Question

Compare the energies of two radiations ${E_1}$ with wavelength $800{\text{ nm}}$ and ${E_2}$ with wavelength $400{\text{ nm}}$.
A.${{\text{E}}_1}{\text{ = 2}}{{\text{E}}_2}$
B. ${{\text{E}}_1}{\text{ = }}{{\text{E}}_2}$
C. ${{\text{E}}_2}{\text{ = 2}}{{\text{E}}_1}$
D. ${{\text{E}}_2}{\text{ = - }}\dfrac{1}{2}{{\text{E}}_1}$

Answer 1

When electromagnetic waves travel, then they carry some amount of energy with them. The energy carried by the electromagnetic waves is given by using Einstein’s equation. According to which the energy of electromagnetic radiation is the product of Planck’ constant and the frequency of the waves. We will compare the energies by using this relation.

Formula Used:
${\text{E = }}hv$
Where, $E$ is the energy possessed by the radiation, $h$ is known as Planck’s constant and $v$ is the frequency of radiation.
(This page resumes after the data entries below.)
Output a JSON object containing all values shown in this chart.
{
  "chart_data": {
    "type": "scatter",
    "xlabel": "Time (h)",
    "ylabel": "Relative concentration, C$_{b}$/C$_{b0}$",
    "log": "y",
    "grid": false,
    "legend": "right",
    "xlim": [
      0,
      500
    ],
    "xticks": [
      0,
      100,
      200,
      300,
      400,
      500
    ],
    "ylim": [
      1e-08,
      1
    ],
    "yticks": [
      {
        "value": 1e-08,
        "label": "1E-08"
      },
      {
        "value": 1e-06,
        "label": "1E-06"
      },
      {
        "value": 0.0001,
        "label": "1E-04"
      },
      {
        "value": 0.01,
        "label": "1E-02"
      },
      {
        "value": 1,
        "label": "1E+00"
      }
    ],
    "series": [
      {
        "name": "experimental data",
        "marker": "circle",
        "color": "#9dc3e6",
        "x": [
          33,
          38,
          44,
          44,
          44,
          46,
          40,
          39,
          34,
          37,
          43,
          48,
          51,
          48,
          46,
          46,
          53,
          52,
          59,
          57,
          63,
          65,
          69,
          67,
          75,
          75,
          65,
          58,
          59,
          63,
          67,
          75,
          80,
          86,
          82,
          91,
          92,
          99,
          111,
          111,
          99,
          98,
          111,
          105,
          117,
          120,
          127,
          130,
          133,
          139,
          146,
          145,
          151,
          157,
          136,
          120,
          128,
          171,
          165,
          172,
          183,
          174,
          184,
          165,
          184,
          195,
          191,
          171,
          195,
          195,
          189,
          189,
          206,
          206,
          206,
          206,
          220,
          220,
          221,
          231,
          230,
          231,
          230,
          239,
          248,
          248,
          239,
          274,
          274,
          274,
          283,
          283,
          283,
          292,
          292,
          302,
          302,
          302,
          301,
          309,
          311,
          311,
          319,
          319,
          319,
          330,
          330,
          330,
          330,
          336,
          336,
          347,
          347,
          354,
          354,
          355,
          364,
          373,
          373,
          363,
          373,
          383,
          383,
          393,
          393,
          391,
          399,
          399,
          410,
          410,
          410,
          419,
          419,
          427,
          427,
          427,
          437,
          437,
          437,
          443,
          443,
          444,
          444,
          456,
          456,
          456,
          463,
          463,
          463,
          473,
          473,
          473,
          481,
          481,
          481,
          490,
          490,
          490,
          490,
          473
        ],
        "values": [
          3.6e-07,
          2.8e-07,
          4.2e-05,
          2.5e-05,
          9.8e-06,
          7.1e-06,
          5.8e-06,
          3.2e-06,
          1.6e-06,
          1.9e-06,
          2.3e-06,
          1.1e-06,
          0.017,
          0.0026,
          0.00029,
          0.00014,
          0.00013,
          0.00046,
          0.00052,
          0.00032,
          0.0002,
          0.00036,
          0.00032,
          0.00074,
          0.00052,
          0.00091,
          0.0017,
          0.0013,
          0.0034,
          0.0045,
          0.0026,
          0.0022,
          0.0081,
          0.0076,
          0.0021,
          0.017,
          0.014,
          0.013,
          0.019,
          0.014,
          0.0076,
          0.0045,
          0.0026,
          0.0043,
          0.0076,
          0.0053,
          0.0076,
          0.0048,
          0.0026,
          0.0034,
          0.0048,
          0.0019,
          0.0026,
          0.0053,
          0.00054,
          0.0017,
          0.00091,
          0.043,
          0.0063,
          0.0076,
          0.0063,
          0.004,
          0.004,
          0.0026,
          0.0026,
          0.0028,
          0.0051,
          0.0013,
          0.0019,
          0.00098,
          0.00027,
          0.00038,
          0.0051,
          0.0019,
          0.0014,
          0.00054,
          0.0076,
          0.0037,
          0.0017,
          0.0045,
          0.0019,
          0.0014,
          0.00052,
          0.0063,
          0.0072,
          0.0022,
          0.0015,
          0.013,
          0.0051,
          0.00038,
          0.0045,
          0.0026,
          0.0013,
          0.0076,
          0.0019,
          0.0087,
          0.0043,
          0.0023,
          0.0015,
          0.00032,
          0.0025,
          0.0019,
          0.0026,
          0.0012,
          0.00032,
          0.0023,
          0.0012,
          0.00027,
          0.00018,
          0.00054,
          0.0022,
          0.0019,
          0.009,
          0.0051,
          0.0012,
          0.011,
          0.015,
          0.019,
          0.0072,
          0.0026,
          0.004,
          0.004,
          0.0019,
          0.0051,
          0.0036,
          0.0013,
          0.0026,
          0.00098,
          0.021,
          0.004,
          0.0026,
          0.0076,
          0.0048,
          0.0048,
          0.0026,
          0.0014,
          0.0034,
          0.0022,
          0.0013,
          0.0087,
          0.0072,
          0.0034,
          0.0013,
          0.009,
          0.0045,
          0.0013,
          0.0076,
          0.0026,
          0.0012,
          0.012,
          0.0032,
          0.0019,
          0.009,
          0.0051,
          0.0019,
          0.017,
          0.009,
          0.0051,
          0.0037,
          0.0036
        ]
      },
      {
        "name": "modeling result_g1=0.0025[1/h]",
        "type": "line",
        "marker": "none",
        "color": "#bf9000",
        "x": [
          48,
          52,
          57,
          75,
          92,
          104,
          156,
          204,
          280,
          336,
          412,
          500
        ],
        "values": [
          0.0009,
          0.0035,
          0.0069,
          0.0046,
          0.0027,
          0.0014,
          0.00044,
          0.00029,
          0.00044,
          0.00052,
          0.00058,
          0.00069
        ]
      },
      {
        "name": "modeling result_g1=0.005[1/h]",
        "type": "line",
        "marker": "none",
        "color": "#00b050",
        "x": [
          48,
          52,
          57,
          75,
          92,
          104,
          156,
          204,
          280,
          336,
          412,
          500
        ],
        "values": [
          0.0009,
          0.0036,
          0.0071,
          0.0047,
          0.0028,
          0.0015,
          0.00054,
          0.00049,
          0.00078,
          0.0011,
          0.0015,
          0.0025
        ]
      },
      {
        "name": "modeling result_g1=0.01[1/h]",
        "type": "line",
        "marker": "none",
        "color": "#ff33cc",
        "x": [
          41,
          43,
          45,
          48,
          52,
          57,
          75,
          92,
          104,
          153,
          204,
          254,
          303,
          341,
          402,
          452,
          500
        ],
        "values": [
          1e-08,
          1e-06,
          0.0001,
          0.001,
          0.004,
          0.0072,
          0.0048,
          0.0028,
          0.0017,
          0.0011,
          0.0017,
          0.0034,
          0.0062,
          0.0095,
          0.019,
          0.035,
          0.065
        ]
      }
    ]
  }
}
Complete step by step answer:
When an electromagnetic wave travels in a medium then it carries an amount of energy with it. The amount of energy carried by the wave is the product of Planck’s constant and the frequency with which it travels in the medium. According to Einstein equation,
$\Rightarrow {\text{ E = }}hv$
Here $v$ is the frequency of radiation and we know that frequency of wave is the ratio of speed of light and distance travelled by it in one cycle which is known as wavelength of wave.

Therefore it can be written as,
$\Rightarrow {\text{ }}v{\text{ = }}\dfrac{c}{\lambda }$
Therefore it can be written as,
$\Rightarrow {\text{ E = }}h\dfrac{c}{\lambda }$
From above we can observe that the value of speed of light and Planck’s constant are always constant. Hence we can say that energy carried by electromagnetic radiation is inversely proportional to its wavelength.
$\Rightarrow {\text{ E = }}\dfrac{1}{\lambda }$

According to question Energy for wavelength $800{\text{ nm}}$ can be calculated as:
$\Rightarrow {\text{ }}{{\text{E}}_1}{\text{ = }}\dfrac{1}{\lambda }$
$\Rightarrow {\text{ }}{{\text{E}}_1}{\text{ = }}\dfrac{1}{{800}}$ ____________$(1)$
Similarly for wavelength $400{\text{ nm}}$ energy will be:
$\Rightarrow {\text{ }}{{\text{E}}_2}{\text{ = }}\dfrac{1}{\lambda }$
$\Rightarrow {\text{ }}{{\text{E}}_2}{\text{ = }}\dfrac{1}{{400}}$ _____________$(2)$
On dividing equation $(1)$ and equation $(2)$ we get the result as:
$\Rightarrow {\text{ }}\dfrac{{{{\text{E}}_1}}}{{{{\text{E}}_2}}}{\text{ = }}\dfrac{{400}}{{800}}$
On solving we get the reduced result as:
$\therefore {\text{ }}\dfrac{{{{\text{E}}_1}}}{{{{\text{E}}_2}}}{\text{ = }}\dfrac{1}{2}$ Or ${{\text{E}}_2}{\text{ = 2}}{{\text{E}}_1}$

Therefore the correct option is C.

Note: We can remember the relation between the energy and wavelength of electromagnetic radiations. Since we have to find the ratio of both energies so do not put the value of speed of light and Planck’s constant. Thus we can say that the wavelength having more wavelength will have lesser energy with it.